What to do if you broke up, but have to see each other every day
These tips will help you maintain your composure if you have to work or study with a former partner.
It’s good when you can distance yourself from your ex-partner and your ended relationship once and for all. But this becomes impossible if you work or study together, go to the same fitness club, be friends with the same people. It may even seem that the mission is impracticable and, in order not to heal the wounds, it is better for some of you to quit (transfer to another institute, change the hall, interrupt communication with friends). But you can do without it.
- Get busy
Try to concentrate fully on what you are doing. If you’re working with an ex, dive deep into your responsibilities. If you are studying English or painting with the same class, your eyes should be fixed on the textbook or easel. If you decide to go to a mutual friend’s birthday, give all your attention to the birthday person.
First, this is a completely legal excuse to isolate yourself from your ex – you are not trying to avoid him, you are just very busy. And secondly, focusing on business can really help “drive” a person out of your thoughts and not think about how they are looking at you and whether they are too actively flirting with a new colleague.
- Keep your mouth shut
Do not expand on your relationship and the reasons for the breakup. Colleagues, classmates and mutual acquaintances will happily pick up this information and pass it on to each other. You will be discussed (such is human nature), and all this talk with gossip will make you think about your ex once again.
If people start asking you about a breakup, the best tactic is to say that you don’t want to discuss the situation and change the subject.
- Don’t flirt
And not only with the ex (this is understandable), but also with common colleagues or acquaintances. After a painful breakup, it may be tempting to make your loved one jealous, or just show him that you are living life to the fullest and not in the least bit suffering. Photos from violent parties, a change of image and, of course, attempts to start new relationships or at least create such an appearance are usually used.
But all of this only makes you more attached to your ex. Instead of letting him go, you think about him over and over again, try to predict his reaction to this or that action, worry about how you look in his eyes. In addition, flirting can achieve a goal: a person will get hurt, he will become jealous, unleash a conflict, flirt with someone to spite you. As a result, you will get bogged down in incomprehensible intrigues and make yourself worse.
- Get distracted
Take on additional projects at work, take up social activities, find a new hobby. If before that you still had a loophole for suffering about your ex in the middle of working hours, then it will definitely close. Plus, being so busy is likely to have a great impact on your career, academic performance, and overall self-development.

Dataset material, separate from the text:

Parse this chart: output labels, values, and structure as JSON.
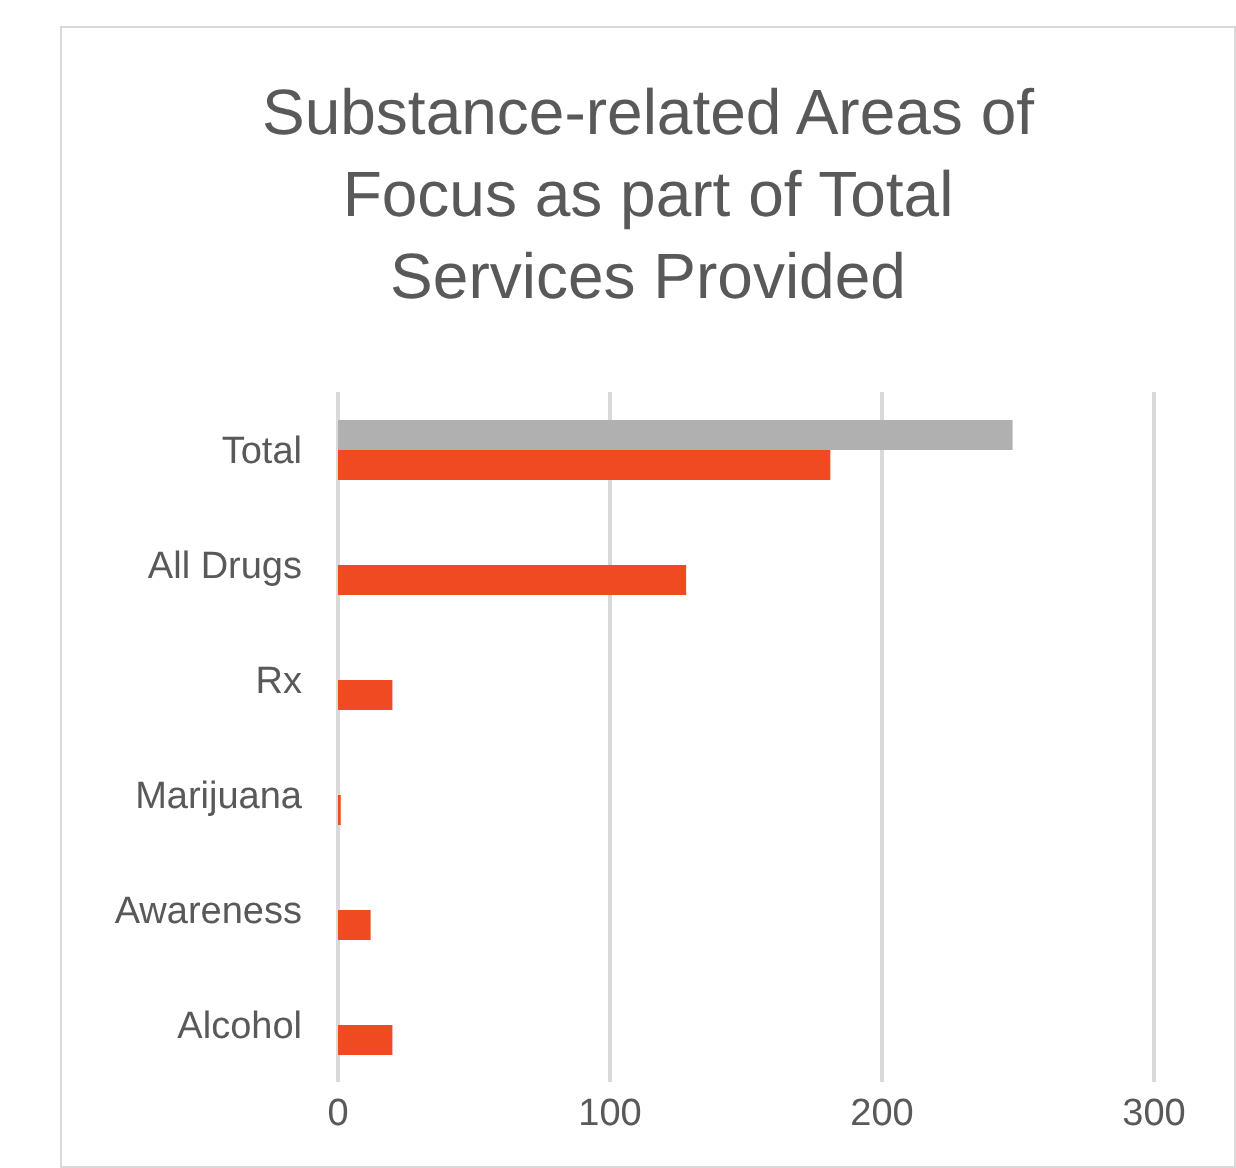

Of course, working overtime and dealing with several projects at once will not work for long, but at least for a while you will be distracted. Maybe this is enough to safely survive the breakup.
- Find yourself a new company
Unless you’re a shy introvert who spends every break in the corner with a book, you probably need a social circle. People with whom you go to lunch, chatting in the elevator and near the cooler, go down together in the subway. Perhaps earlier this circle consisted of an ex partner and his acquaintances, which means that now it would be better for you to slowly change the company.
Select colleagues with whom it would be interesting to communicate, and try to join them. So you, firstly, distance yourself from the ex, and secondly, once again distract from thoughts of parting.
It is best if the new company consists of people of the same sex as you, so you will not be tempted to go all out and have a showcase affair.
- Increase the distance
If you are constantly in the same space with your ex, it will be a little harder to get over the separation. Since you can’t get him out of sight, it can be difficult to get him out of mind. Research suggests that people who follow their ex’s social media accounts end up recovering longer from a breakup and returning to fulfilling lives later.
Here the situation is different: you do not contact this person of your own free will – but the mechanism is absolutely the same. Therefore, you can try to distance yourself even when working in the same company.
Ask your manager to change your schedule, temporarily transfer you to another department or branch, send you on a business trip, to work remotely, and so on. From the outside, everything will look quite legitimate: you were simply transferred – what can you do? But at the same time, you will have the opportunity to take a break, collect your thoughts and put your feelings in order.
- Take a vacation
And try to change the scenery. This will help shake things up, distract, gain new impressions. Perhaps this time will be enough to recover a little, after returning to treat the presence of an ex partner more calmly.
- Listen to yourself
If you find that working together is excruciating – you are in pain, you are suffering, and you cannot get back to normal – consider changing your company. Yes, it may seem terribly unfair and wrong, but your psychological state is much more important. Finding a new job is sometimes much easier than dealing with your feelings.